Obraz, który uparcie powracał mi przed oczy, był tak stary, że stał się już prawie mitem. Opuszczona plaża i kapitan piratów, pilnujący kilku ludzi ze swej załogi, zakopujących zrabowane skarby. Dół jest już gotowy. Wydaje się być jakby za duży dla skrzyń, które również leżą już na jego dnie. Pada kilka strzałów i ciała marynarzy, którzy ów dół kopali, pomagają go teraz wypełnić.
Powiecie, że wpadam w melodramatyczny ton. Nie przeczę. Ale macica, o którą tu chodzi, należy przypadkiem do mnie, a nie do kogokolwiek z was. Wszyscy mieszkańcy wszechświata doskonale wiedzą, iż ojciec obecnego Pierwszego Obywatela wspiął się na tron po niezliczonych trupach, a jego syn pozostaje na owym tronie jedynie dzięki temu, że jest jeszcze bardziej okrutny i bezwzględny niż jego świętej pamięci tatuś (niech mu ziemia lekką będzie).
Czy ma on zamiar złożyć mi wyrazy wdzięczności za przedłużenie dynastii?

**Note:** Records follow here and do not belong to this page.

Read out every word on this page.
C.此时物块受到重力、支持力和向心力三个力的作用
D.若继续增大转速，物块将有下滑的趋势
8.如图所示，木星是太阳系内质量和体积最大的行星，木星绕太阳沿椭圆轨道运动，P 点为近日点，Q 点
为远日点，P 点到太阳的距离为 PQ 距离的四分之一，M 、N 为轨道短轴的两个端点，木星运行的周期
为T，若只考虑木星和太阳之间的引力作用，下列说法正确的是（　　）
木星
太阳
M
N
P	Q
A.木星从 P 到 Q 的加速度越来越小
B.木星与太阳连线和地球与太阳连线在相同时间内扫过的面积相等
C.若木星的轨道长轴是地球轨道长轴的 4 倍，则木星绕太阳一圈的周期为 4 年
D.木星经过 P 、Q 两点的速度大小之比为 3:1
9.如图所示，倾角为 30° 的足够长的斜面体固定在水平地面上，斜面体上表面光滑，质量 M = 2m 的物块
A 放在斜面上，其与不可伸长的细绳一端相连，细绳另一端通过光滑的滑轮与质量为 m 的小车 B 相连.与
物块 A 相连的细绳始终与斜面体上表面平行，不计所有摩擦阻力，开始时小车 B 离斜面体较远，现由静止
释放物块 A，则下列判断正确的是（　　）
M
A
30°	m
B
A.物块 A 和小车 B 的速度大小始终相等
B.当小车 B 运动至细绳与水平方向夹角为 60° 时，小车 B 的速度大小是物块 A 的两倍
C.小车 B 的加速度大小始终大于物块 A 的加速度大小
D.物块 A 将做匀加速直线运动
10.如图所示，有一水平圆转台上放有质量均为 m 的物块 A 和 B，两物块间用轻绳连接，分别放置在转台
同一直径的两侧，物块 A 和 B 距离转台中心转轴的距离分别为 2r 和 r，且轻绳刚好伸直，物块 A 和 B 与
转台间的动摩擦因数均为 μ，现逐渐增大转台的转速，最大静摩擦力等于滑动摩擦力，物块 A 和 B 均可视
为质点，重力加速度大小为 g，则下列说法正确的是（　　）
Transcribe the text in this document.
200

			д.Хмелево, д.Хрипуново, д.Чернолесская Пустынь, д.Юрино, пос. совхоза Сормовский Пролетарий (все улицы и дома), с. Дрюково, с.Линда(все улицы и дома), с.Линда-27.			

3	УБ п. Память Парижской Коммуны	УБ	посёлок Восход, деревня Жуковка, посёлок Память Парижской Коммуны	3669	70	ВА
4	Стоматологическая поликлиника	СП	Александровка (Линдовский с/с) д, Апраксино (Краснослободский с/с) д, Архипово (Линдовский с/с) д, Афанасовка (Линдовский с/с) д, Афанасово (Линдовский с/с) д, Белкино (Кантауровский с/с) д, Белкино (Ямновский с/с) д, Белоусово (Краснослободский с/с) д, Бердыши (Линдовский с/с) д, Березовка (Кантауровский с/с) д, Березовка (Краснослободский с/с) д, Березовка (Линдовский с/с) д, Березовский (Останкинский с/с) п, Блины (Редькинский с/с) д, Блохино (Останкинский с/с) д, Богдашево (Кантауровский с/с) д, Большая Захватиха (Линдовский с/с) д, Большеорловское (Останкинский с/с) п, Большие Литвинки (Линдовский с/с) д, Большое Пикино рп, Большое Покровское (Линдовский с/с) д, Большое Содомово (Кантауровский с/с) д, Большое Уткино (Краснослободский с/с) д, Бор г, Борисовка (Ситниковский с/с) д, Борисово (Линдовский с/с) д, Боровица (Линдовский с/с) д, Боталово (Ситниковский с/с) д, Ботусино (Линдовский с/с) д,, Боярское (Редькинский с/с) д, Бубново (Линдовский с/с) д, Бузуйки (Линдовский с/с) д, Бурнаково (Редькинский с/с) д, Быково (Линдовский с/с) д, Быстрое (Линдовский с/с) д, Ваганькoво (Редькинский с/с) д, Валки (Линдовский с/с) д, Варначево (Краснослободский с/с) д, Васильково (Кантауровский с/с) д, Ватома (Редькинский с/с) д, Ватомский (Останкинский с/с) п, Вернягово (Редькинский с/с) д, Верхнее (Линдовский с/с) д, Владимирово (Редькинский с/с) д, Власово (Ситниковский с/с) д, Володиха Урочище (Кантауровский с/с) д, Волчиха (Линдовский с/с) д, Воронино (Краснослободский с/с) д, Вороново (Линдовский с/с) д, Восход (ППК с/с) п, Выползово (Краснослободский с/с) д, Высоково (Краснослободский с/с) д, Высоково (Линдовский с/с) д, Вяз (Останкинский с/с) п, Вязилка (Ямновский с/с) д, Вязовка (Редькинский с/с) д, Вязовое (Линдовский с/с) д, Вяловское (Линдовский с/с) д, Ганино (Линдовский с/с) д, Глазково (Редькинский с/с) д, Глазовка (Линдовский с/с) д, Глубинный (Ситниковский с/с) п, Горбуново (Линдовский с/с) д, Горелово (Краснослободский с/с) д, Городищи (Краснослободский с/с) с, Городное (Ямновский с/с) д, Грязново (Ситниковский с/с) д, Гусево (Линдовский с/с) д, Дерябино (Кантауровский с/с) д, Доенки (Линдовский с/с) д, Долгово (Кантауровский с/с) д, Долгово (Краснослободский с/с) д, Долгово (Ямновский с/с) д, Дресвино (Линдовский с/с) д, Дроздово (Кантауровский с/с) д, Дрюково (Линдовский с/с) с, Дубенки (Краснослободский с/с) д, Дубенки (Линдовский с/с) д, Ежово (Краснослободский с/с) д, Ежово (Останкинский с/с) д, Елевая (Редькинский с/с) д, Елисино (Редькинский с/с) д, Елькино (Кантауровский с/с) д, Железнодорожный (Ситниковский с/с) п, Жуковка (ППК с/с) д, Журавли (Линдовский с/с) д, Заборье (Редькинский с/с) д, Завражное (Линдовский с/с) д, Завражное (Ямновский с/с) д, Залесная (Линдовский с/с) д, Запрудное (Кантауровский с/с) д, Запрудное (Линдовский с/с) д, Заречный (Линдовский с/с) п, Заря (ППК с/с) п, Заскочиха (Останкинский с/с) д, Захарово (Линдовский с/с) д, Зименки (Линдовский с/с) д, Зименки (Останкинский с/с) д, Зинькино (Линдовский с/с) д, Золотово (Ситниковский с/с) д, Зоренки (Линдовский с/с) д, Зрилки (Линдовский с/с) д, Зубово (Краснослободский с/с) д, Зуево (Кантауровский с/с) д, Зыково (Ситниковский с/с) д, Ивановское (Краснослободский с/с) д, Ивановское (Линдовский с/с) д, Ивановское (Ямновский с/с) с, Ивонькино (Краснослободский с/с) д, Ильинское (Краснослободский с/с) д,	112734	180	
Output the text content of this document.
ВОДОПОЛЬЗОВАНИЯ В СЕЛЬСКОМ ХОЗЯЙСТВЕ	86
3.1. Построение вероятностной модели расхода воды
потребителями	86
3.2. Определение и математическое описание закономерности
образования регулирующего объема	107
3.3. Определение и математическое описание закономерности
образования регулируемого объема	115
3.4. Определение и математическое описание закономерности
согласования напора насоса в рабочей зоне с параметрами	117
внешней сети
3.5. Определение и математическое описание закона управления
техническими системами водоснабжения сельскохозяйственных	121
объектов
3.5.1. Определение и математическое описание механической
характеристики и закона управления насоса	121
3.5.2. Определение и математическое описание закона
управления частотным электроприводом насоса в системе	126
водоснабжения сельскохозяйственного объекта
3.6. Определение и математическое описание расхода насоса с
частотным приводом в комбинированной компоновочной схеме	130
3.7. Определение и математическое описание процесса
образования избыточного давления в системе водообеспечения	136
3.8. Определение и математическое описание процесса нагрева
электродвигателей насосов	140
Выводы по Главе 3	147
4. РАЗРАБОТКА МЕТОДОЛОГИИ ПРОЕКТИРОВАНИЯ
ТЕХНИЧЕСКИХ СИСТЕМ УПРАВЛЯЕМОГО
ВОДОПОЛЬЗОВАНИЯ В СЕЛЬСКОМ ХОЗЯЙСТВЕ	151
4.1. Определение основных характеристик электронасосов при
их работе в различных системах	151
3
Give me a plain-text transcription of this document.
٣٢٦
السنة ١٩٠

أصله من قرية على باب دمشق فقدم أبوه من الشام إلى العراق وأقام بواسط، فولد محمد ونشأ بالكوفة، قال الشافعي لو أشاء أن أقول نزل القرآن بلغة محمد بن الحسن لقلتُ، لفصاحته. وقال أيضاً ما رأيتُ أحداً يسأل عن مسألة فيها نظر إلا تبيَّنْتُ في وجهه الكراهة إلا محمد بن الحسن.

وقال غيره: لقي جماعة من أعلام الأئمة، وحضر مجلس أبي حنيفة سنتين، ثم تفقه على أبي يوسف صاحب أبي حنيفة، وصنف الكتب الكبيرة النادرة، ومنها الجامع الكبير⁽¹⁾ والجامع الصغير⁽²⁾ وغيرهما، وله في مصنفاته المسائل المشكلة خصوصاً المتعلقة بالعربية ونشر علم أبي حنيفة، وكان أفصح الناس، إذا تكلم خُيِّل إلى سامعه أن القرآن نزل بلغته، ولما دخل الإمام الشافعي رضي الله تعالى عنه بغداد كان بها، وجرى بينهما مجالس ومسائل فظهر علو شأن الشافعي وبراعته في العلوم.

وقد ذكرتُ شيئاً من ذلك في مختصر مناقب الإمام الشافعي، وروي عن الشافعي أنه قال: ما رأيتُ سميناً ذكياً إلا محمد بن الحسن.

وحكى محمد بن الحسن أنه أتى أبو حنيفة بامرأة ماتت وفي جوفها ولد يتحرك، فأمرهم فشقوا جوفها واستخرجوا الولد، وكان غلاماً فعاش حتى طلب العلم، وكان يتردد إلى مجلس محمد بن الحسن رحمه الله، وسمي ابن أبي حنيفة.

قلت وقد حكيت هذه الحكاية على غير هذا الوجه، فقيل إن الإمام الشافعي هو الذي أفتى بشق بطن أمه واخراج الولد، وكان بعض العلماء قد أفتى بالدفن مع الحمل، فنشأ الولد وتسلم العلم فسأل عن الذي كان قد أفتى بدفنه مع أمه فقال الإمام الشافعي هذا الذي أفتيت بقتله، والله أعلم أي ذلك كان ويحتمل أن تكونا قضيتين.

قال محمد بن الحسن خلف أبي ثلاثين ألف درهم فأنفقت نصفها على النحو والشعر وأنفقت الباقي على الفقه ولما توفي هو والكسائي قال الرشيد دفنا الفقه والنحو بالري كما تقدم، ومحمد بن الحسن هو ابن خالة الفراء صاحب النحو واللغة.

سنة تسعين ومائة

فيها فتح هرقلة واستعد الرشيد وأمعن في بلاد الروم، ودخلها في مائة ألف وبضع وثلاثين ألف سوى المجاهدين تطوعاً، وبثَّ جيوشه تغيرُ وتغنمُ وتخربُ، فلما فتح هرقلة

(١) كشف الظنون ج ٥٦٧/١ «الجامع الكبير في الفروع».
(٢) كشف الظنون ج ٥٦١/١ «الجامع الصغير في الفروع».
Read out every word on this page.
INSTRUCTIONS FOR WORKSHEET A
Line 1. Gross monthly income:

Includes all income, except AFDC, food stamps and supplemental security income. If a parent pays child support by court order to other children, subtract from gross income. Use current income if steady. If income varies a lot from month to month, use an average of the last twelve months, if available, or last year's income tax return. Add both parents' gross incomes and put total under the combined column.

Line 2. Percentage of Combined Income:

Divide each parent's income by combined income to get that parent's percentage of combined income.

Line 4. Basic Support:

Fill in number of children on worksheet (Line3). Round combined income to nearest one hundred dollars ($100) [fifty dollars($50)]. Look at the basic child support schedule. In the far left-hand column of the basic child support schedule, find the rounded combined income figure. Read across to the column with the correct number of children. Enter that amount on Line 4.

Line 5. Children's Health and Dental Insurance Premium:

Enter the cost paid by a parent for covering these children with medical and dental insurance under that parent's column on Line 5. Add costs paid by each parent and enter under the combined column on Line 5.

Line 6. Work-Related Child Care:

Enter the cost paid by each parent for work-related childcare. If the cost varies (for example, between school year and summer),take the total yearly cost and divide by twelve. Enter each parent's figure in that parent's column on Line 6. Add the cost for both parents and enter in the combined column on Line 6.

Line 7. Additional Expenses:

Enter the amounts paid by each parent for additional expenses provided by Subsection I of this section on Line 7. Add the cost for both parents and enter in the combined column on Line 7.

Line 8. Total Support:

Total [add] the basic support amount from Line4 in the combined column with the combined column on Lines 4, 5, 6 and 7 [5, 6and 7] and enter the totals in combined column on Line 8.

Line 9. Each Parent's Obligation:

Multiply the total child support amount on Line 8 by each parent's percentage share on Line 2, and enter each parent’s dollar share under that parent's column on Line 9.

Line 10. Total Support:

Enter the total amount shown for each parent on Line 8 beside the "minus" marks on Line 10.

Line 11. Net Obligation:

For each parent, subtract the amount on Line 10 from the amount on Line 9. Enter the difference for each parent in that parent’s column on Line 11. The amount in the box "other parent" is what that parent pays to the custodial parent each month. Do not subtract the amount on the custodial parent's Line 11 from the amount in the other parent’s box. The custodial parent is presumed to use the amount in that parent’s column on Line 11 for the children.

Czy raczej złoży moje kości w najgłębszym z pałacowych lochów?
Nie drwij z siebie, Piętaszku. Wiedzieć zbyt dużo jest największą z możliwych win. W sprawach dotyczących polityki nigdy nie było inaczej. Jeśli mieliby zamiar zachować się wobec ciebie fair, nie byłabyś teraz w ciąży. Nie masz więc innego wyjścia, jak przyjąć, iż gdy tylko królewski płód znajdzie się w królewskim łonie, staniesz się niewygodnym świadkiem i nikt nie będzie się z tobą cackał.